En reiterada  jurisprudencia2,  esta Corporación ha precisado que la acción de tutela,  en principio, “pierde su razón de ser cuando durante el  trámite del proceso, la situación que genera la amenaza  o vulneración de los derechos fundamentales invocados es  superada o finalmente produce el daño que se pretendía  evitar con la solicitud de amparo”3.  En estos supuestos, la tutela no es un mecanismo judicial adecuado  pues ante la ausencia de supuestos fácticos, la decisión  que pudiese tomar el juez en el caso concreto para resolver la  pretensión se convertiría en ineficaz4.  

  

En efecto, si  lo que el amparo constitucional busca es ordenar a una autoridad  pública o un particular que actúe o deje de hacerlo, y  “previamente al pronunciamiento del juez de tutela, sucede lo  requerido, es claro que se está frente a un hecho superado,  porque desaparece la vulneración o amenaza de los derechos  fundamentales”5.  En otras palabras, ya no existirían circunstancias reales que  materialicen la decisión del juez de tutela.  

  

Por lo tanto, no  se impartirá orden alguna al respecto. Es de advertir que no  se hará ningún pronunciamiento sobre los fundamentos de  la decisión emitida por el referido Juzgado, porque de estar  inconforme bien puede interponer los recursos de ley.  

  

Por las anteriores  consideraciones, se declarará improcedente el amparo.  

  

En mérito  de lo expuesto, la Sala de Decisión de Tutelas n.° 3 de la  Sala de Casación Penal de la Corte Suprema de Justicia,  administrando justicia en nombre de la República y por  autoridad de la Ley;  

  

RESUELVE  

  

Primero.  Declarar improcedente la  tutela instaurada por Octavio  Jaimes Méndez.  

  

Segundo.  Ordenar  que, si la decisión no es impugnada ante la Sala de Casación  Civil de esta Corporación, se remita el expediente a la Corte  Constitucional para su eventual revisión.  

  

NOTIFÍQUESE  Y CÚMPLASE  

  

  

  

  

Eyder  Patiño Cabrera  

  

  

  

  

Gerson  Chaverra Castro  

  

  

  

  

Diego  Eugenio Corredor Beltrán  

  

  

  

  

Secretaria  

  

1          Entiéndase          reparación en el sentido de remedio judicial. Es decir, cómo          hacer para que una vez causada la lesión, se restablezca el          derecho o se garantice su vigencia.  

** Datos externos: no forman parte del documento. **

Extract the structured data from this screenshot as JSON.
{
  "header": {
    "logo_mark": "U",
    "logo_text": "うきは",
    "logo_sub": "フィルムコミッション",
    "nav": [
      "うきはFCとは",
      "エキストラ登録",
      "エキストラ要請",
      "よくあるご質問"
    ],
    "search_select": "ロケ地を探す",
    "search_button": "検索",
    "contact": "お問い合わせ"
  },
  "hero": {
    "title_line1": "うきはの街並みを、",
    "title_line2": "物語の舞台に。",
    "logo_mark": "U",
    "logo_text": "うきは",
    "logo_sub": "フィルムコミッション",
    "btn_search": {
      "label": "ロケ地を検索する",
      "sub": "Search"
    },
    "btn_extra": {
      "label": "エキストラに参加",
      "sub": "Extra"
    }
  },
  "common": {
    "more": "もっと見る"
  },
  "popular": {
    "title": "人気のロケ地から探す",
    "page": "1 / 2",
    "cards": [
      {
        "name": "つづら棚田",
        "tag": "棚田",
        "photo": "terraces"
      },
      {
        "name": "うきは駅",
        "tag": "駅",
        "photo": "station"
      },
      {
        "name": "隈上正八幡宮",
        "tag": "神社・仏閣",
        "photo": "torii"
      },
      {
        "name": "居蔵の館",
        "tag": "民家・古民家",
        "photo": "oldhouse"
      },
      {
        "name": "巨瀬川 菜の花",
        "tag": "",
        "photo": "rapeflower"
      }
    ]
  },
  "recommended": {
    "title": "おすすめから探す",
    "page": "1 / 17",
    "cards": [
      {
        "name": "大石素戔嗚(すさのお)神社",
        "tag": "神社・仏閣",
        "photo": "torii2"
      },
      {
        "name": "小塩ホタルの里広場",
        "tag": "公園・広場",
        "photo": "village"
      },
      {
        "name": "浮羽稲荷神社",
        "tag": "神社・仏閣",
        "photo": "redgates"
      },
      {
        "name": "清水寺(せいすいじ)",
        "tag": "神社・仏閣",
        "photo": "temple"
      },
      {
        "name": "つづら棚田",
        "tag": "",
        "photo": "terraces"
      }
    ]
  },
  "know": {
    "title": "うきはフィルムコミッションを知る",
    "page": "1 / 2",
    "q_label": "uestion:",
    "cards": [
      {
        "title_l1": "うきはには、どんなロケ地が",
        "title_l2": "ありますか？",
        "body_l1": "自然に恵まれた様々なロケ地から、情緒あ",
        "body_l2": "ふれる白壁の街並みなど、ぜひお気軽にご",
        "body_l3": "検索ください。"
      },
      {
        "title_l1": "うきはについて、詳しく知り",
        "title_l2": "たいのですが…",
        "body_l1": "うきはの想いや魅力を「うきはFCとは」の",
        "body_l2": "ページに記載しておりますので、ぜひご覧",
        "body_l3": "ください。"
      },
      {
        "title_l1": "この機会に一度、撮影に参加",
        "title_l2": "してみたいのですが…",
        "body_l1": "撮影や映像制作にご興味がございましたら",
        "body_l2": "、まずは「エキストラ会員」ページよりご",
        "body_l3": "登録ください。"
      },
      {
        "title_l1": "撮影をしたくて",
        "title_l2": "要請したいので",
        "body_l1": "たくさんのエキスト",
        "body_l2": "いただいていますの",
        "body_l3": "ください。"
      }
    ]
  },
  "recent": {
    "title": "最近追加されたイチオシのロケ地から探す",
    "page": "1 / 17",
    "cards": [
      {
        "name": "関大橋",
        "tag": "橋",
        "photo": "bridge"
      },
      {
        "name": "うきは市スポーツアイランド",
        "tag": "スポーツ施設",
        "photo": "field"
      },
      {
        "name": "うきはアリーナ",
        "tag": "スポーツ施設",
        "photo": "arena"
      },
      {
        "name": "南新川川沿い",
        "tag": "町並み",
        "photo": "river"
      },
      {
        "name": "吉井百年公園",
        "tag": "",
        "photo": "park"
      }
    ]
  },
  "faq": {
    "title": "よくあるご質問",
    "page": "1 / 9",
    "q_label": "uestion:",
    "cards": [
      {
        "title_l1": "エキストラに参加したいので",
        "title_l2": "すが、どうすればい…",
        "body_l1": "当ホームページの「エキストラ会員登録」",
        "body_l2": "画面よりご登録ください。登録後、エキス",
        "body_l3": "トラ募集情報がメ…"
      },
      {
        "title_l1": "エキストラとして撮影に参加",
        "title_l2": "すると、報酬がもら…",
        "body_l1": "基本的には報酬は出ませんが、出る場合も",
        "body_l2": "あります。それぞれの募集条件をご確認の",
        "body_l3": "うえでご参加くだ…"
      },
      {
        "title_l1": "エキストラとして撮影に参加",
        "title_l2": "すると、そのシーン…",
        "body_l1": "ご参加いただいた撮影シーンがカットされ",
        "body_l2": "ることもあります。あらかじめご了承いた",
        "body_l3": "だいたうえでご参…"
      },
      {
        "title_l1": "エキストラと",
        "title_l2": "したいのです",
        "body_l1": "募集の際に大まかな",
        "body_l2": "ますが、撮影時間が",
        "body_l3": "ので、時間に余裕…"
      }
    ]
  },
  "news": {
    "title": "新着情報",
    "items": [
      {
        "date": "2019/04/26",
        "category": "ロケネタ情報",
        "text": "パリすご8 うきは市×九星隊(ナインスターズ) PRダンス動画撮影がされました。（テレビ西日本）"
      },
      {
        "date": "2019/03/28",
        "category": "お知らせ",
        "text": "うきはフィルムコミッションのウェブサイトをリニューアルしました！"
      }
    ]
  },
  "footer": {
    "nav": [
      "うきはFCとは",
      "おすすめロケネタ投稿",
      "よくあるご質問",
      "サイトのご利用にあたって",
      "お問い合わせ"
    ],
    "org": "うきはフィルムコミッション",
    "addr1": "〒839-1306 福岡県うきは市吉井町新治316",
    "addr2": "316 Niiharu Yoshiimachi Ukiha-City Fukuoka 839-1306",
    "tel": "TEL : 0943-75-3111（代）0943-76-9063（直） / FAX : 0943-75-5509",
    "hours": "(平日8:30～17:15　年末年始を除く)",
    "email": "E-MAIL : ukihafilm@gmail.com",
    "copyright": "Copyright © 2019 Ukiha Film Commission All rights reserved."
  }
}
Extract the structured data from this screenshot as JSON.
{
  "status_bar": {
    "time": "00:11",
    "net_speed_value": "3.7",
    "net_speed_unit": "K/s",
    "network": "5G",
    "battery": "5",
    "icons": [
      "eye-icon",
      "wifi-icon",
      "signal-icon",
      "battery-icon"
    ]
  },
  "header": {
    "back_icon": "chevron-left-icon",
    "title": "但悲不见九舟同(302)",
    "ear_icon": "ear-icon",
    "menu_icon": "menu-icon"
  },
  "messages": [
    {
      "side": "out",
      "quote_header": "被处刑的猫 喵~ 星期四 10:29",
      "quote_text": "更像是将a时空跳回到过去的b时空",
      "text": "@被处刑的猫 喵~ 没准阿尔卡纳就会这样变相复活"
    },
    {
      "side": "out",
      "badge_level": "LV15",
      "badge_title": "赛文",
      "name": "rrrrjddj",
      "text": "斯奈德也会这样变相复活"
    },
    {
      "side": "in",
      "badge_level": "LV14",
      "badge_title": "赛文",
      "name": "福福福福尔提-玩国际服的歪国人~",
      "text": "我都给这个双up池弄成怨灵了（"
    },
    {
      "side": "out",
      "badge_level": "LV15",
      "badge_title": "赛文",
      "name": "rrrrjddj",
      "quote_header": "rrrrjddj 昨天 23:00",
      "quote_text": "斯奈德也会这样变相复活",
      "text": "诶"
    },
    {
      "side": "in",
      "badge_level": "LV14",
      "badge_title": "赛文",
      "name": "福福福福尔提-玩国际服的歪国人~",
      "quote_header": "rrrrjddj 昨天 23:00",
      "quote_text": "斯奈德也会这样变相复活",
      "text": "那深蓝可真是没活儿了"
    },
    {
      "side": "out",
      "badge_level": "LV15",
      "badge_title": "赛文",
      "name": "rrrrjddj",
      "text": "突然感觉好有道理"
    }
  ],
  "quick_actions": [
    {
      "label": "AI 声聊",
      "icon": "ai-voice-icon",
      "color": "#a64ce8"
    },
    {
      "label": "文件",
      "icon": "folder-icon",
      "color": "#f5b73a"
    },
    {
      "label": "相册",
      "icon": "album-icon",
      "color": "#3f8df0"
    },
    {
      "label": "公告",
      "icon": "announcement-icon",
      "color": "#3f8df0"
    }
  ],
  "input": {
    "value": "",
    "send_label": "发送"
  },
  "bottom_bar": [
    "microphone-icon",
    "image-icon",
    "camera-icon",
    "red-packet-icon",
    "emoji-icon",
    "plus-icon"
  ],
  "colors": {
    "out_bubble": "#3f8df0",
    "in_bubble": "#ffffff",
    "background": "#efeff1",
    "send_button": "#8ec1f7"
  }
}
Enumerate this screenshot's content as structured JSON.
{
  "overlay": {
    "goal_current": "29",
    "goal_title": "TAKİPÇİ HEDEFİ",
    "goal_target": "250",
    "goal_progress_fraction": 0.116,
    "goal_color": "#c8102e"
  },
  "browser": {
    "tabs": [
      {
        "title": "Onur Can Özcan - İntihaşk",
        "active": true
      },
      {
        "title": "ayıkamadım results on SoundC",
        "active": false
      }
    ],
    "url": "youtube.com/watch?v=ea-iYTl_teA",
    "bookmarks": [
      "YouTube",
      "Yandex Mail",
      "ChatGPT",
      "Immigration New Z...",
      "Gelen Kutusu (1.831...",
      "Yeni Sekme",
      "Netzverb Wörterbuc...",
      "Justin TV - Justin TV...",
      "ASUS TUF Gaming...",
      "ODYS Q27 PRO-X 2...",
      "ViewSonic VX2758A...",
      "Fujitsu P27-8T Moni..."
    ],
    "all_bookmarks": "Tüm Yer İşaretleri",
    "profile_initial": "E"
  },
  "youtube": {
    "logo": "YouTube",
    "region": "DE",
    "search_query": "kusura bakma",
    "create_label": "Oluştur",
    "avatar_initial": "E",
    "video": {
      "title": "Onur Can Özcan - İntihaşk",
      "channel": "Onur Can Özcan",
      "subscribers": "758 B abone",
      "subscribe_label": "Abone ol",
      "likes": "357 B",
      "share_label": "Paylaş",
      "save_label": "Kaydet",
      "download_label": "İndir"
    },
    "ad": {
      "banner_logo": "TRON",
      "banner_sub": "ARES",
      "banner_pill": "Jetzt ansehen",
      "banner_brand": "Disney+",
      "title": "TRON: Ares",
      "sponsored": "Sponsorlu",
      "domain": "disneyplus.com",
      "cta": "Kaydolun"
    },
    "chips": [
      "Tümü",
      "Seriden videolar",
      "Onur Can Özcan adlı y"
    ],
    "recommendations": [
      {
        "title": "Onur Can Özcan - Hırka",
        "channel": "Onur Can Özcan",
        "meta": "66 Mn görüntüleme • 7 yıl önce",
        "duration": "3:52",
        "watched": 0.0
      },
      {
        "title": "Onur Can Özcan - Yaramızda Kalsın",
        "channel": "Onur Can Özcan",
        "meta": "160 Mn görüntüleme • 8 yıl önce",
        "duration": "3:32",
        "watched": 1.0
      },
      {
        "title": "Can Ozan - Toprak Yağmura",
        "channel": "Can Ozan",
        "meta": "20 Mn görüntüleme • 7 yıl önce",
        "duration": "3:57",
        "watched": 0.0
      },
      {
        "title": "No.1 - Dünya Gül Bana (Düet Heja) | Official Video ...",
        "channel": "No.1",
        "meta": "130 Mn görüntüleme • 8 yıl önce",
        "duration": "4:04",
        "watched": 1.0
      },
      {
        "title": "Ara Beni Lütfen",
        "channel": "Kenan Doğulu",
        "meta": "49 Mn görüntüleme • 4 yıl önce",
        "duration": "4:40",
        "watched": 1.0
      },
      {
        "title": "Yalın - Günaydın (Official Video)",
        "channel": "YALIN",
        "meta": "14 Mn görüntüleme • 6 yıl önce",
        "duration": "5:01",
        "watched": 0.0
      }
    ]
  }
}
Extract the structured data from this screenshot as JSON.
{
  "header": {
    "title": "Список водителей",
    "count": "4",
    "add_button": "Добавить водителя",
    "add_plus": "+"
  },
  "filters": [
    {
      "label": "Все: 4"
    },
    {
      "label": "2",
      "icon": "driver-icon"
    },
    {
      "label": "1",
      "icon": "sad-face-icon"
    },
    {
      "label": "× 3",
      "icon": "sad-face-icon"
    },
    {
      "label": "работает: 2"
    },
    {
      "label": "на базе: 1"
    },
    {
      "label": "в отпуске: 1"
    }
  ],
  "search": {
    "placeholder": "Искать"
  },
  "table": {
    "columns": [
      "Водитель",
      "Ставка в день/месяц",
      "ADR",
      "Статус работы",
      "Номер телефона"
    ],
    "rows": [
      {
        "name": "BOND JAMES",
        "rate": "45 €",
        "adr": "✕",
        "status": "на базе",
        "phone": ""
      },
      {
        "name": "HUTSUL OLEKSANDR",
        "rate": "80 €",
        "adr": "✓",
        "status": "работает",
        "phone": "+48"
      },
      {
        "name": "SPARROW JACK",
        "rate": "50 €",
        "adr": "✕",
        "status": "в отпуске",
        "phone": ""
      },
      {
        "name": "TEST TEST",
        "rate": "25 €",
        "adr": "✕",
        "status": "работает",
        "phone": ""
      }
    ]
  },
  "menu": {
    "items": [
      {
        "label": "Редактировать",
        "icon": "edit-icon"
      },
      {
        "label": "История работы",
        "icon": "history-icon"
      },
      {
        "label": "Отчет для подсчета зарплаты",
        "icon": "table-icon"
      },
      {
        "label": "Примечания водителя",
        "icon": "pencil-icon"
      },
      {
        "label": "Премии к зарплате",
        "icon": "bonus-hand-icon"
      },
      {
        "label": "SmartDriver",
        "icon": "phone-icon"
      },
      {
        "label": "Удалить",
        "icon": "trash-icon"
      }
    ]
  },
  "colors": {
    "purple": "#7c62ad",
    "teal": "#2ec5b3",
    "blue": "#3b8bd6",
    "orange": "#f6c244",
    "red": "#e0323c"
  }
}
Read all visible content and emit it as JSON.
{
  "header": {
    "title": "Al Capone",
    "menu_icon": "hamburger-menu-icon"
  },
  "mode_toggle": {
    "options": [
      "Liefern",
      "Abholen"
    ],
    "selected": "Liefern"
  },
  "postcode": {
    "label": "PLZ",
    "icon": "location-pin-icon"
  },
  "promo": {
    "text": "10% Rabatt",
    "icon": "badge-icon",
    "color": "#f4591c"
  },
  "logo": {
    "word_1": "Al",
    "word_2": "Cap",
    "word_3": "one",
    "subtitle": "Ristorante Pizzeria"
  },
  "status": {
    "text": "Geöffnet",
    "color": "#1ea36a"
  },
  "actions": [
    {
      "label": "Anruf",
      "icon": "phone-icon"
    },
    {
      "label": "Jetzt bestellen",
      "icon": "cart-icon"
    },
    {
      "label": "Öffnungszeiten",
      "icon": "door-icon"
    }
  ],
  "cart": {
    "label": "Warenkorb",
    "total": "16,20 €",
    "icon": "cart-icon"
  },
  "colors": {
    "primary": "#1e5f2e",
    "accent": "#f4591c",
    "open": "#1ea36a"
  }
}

2          Sentencia          T-970 de 2014.  

3          Ibíd.  

4          Al respecto, se          pueden consultar, entre muchas otras, las sentencias T-588A de 2014,          T-653 de 2013, T-856 de 2012, T-905 de 2011, T-622 de 2010, T-634 de          2009, T-449 de 2008, T-267 de 2008, T-167 de 2008, T-856 de 2007 y          T-253 de 2004.  

5          Sentencia          T-168 de 2008.